Prenons par exemple une comparaison entre la Grèce et la Californie. Comme la Grèce et le reste de la zone euro, les Etats-Unis sont un Etat démocratique. Comme la Grèce et le reste de la zone euro, la Californie partage la même monnaie que les autres Etats américains. Pourquoi alors ses difficultés ne mettent pas les Etats-Unis dans la même situation que la zone euro ?
L’argument de Rodrik est simple : la Californie a abandonné une grande partie de sa souveraineté à l’Etat fédéral américain. Le reste du pays, la Fed en tête, est donc prêt à voler au secours de la Californie menacée de la faillite.

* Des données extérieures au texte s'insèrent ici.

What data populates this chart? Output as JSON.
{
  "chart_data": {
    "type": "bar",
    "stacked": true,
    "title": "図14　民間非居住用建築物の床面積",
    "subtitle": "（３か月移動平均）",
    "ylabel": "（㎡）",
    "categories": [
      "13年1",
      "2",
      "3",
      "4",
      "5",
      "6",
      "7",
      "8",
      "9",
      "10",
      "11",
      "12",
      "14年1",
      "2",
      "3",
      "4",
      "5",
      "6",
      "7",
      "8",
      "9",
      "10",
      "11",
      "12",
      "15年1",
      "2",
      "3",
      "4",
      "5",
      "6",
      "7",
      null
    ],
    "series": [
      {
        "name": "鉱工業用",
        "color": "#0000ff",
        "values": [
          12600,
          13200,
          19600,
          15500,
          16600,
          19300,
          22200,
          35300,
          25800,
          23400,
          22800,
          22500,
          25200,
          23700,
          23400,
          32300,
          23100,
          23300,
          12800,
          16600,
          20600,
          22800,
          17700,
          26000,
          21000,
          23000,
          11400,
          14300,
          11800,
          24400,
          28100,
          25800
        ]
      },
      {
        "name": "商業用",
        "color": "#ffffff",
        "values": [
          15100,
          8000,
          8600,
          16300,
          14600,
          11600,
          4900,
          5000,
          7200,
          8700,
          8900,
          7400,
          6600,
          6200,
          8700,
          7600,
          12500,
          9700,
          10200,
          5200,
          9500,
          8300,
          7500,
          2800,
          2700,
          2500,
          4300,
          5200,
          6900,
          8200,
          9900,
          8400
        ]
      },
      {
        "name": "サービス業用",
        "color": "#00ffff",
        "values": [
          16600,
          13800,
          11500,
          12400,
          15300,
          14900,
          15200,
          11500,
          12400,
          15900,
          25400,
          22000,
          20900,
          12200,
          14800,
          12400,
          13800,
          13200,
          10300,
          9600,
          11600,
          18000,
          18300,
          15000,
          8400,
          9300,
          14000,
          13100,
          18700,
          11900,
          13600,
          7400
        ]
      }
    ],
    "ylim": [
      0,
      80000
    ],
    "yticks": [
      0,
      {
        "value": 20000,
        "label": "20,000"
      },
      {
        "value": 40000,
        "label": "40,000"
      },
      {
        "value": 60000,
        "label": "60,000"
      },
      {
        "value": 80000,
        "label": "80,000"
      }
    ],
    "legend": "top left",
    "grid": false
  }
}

A l’inverse, « l’inachèvement des institutions européennes laisse l’Europe particulièrement vulnérable face à la crise ». Car si tous les Etats poursuivent leur propre intérêt économique, aucun n’est prêt à consentir aux efforts nécessaires pour sauver la Grèce… et l’euro.
L’Europe devra choisir entre intégration économique, souveraineté nationale et démocratie
La zone euro se trouve donc face à un dilemme que résume bien l’économiste Alexandre Delaigue pour Libération : « Amplifier [l’intégration économique européenne] pour passer à la monnaie unique exige de soit renoncer à la souveraineté nationale, soit à la démocratie. Et l’Europe a choisi de ne pas choisir. La politique monétaire a été transférée à une instance technocratique, la Banque centrale européenne, sur laquelle ne s’exerce aucun contrôle démocratique. La politique budgétaire est, elle, restée le lieu de la souveraineté étatique et des choix démocratiques. La crise actuelle est l’expression de cette absence de choix ».
Une plus grande intégration économique demande des structures politiques plus développées et donc moins de marge de manœuvre pour les politiques nationales. Au contraire, le maintien de la souveraineté condamne à terme la monnaie unique. Si elle veut conserver l’euro, l’Europe n’a d’autre choix que celui du fédéralisme.